17 Maret, Dispersip Kalsel Gelar Webinar Nasional Penyelamatan Arsip Akibat Bencana

Sejumlah wilayah di Provinsi Kalimantan Selatan belum lama ini mengalami bencana alam berupa banjir yang telah mengakibatkan lumpuhnya beberapa sendi kehidupan masyarakat. Salah satu unsur yang penting setelah  manusia yang rusak akibat bencana banjir adalah arsip yang tersebar di seluruh pencipta arsip, baik tingkat provinsi maupun kabupaten/kota di Kalimantan Selatan.

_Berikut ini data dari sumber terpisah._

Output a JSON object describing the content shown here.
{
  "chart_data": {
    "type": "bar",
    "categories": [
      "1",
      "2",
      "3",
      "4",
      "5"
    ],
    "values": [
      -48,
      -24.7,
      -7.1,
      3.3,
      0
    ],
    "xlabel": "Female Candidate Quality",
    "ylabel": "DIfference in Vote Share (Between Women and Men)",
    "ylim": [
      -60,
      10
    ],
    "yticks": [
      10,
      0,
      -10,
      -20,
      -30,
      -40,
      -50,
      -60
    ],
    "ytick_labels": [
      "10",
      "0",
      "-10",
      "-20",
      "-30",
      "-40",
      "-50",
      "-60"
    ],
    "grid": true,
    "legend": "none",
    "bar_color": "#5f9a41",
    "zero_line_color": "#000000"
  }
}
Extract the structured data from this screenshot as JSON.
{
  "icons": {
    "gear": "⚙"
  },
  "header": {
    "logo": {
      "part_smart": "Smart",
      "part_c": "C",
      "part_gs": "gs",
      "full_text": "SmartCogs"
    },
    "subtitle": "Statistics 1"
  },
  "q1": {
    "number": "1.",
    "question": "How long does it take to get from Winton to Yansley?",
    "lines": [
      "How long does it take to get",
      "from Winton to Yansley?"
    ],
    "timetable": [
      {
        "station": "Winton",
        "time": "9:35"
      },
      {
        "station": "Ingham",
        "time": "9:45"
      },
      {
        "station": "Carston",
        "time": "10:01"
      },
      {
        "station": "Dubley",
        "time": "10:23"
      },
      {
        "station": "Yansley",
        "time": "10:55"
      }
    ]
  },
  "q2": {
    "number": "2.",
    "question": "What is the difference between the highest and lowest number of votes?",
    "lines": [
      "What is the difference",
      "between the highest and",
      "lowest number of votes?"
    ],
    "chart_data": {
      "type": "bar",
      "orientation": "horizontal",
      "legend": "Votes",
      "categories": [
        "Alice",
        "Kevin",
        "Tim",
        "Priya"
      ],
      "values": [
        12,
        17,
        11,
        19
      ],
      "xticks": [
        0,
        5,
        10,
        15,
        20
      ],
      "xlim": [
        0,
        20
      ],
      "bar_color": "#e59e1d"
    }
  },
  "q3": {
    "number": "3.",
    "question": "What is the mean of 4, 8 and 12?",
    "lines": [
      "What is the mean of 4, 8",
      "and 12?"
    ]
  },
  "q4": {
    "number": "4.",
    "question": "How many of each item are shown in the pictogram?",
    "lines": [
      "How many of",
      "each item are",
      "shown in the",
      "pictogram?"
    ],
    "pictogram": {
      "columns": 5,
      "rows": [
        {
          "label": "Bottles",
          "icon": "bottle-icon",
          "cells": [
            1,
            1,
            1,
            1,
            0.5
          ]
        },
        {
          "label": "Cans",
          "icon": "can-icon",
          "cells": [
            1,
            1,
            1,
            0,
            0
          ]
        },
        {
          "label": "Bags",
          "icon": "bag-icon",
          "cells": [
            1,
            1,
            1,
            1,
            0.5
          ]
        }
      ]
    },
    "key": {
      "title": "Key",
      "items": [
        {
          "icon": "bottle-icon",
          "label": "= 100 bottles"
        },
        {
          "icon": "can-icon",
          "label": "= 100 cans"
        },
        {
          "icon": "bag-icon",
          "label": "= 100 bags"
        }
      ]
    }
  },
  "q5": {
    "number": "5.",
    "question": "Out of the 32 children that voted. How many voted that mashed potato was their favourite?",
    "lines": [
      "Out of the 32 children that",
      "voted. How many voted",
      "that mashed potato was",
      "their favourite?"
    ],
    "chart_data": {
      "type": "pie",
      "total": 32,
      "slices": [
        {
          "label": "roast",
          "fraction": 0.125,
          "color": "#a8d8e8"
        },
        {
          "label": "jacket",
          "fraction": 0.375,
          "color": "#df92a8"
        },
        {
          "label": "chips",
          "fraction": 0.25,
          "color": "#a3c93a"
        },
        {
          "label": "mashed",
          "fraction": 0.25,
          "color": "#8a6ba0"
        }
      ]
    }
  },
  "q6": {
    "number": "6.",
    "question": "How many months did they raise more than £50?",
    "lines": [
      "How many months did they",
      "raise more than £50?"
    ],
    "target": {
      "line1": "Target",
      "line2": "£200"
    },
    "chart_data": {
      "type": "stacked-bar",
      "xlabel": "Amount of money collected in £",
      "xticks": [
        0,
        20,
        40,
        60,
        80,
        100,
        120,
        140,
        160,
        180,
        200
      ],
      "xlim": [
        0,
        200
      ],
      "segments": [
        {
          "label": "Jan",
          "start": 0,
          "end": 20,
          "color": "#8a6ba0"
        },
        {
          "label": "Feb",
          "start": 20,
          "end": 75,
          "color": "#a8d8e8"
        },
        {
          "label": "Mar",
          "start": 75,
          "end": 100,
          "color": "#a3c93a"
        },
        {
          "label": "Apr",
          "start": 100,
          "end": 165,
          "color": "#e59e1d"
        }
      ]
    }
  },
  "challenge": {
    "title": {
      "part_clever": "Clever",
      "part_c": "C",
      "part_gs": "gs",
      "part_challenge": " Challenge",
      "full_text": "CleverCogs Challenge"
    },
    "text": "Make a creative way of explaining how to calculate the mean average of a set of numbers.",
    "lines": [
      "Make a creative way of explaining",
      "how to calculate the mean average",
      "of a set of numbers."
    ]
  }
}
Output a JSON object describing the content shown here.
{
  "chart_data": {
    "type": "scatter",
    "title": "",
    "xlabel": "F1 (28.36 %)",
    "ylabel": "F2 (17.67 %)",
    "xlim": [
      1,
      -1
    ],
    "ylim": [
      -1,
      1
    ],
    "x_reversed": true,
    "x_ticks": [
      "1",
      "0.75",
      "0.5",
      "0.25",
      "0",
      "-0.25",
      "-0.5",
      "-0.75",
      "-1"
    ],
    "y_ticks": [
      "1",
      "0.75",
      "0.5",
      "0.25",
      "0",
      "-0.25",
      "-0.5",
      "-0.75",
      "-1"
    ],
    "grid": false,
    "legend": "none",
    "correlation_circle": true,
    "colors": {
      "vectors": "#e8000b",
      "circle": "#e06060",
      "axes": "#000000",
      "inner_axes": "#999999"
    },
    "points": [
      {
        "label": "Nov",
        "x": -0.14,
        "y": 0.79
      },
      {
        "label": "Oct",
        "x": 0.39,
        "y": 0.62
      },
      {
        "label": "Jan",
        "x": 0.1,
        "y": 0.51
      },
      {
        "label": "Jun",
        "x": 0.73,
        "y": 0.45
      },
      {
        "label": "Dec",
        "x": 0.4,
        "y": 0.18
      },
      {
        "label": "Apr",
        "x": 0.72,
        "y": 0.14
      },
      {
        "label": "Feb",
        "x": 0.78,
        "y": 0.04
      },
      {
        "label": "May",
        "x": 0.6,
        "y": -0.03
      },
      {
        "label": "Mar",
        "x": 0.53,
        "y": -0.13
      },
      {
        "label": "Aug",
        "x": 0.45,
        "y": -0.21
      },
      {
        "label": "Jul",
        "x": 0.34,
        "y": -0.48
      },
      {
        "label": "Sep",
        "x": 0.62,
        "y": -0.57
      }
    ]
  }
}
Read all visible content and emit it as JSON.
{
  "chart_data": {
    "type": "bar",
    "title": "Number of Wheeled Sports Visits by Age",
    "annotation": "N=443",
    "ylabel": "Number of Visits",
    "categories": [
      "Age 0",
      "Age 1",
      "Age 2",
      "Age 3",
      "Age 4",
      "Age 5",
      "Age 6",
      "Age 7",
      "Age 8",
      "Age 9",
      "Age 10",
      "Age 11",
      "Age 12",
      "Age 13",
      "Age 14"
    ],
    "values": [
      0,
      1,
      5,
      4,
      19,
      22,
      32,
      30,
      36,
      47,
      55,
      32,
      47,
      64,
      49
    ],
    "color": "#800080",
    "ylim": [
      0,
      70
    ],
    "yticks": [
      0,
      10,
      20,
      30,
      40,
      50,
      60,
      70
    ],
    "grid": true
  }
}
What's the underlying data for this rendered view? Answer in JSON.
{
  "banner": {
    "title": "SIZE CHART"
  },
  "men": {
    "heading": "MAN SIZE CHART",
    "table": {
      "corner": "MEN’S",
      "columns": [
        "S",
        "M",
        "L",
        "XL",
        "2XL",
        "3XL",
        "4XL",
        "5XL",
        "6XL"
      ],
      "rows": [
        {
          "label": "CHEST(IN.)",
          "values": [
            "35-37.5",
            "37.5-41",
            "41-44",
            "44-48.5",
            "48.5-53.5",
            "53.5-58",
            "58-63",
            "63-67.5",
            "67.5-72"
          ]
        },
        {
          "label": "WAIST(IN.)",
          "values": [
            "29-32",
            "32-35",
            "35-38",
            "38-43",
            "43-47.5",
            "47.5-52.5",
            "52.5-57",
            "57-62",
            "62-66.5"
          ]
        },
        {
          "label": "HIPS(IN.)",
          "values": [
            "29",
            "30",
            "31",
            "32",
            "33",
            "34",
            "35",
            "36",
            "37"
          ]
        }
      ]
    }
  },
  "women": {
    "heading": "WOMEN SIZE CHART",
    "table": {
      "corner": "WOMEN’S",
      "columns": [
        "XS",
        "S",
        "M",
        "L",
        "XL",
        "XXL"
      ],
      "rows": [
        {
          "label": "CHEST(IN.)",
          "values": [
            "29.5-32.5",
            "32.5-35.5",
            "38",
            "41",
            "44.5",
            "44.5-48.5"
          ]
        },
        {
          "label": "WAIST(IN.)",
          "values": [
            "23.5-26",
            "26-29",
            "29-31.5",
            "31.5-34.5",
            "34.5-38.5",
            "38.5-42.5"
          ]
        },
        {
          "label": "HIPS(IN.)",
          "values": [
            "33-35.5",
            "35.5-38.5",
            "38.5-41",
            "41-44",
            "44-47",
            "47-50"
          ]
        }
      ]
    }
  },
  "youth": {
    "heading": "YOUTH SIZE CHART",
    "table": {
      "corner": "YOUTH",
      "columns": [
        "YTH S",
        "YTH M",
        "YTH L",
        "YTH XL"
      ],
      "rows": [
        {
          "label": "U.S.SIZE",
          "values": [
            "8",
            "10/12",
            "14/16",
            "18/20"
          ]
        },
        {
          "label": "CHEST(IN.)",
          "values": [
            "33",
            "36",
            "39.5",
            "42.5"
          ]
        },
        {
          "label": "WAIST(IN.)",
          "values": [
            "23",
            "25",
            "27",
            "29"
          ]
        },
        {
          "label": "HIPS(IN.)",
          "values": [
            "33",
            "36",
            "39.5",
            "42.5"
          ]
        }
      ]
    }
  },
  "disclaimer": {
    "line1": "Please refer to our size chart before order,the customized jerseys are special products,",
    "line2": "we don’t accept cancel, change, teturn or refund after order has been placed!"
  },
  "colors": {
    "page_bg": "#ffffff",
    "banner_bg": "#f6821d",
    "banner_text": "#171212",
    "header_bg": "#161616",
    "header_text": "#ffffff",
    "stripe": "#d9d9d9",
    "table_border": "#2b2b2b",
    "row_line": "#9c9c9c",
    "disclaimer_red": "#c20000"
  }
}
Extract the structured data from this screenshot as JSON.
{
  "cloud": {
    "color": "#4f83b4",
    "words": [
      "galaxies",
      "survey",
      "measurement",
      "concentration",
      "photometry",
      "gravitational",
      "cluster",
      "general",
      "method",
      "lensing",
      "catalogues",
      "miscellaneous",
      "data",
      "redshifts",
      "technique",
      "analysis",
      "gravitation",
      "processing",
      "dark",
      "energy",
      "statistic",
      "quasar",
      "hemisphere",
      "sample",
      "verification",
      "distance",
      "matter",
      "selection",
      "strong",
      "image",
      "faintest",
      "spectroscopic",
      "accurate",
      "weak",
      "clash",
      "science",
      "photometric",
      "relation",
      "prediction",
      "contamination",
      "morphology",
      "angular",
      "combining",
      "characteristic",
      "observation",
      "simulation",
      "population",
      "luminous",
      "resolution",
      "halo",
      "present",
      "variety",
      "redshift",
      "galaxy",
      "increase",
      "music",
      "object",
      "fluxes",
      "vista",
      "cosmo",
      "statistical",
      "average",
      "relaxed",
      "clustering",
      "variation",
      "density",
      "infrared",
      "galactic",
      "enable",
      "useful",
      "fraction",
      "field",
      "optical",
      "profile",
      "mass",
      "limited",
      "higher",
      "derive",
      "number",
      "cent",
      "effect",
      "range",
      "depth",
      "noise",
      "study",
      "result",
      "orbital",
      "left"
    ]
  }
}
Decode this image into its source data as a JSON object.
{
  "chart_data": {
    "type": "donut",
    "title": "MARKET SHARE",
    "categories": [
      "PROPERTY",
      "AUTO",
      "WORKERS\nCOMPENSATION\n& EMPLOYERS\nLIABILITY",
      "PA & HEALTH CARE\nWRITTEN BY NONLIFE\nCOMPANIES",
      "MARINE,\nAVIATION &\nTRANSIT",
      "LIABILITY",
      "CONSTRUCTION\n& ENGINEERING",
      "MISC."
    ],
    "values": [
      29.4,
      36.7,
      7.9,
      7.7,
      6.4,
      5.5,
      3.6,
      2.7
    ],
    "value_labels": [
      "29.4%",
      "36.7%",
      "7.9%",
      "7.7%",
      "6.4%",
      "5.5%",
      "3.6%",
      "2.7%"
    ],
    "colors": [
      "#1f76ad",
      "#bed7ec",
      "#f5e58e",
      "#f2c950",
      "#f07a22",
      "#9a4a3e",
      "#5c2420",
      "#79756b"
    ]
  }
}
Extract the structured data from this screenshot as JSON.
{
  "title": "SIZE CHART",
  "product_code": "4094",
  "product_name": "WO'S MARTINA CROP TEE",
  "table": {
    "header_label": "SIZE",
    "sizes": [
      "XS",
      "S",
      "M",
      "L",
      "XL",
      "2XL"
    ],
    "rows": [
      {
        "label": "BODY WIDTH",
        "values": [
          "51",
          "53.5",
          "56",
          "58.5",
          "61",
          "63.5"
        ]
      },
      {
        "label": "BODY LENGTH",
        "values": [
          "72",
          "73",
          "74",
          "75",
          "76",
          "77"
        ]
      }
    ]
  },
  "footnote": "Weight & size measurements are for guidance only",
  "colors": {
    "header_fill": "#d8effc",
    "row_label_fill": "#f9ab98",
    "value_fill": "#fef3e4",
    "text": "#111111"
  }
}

Dalam rilisnya yang diterima Abdi Persada FM, Kepala Dinas Perpustakaan dan Kearsipan Provinsi Kalimantan Selatan, Nurliani mengatakan bahwa keberadaan arsip tersebut turut terancam keselamatannya akibat bencana banjir. Padahal arsip merupakan aset berharga bagi kehidupan bermasyarakat, berbangsa, dan bernegara. Arsip merupakan aset yang sangat berharga dan menunjukkan hak-hak keperdataan rakyat, sehingga keberadaannya harus diamankan, dilindungi, dan diselamatkan.

“Sebagaimana diamanatkan Undang-Undang Nomor 43 Tahun 2009 tentang Kearsipan Pasal 34 Ayat 6 bahwa Perlindungan dan penyelamatan arsip akibat bencana yang tidak dinyatakan sebagai bencana nasional dilaksanakan oleh pencipta arsip, arsip daerah provinsi, dan/atau arsip daerah kabupaten/kota yang berkoordinasi dengan BNPB,” jelasnya.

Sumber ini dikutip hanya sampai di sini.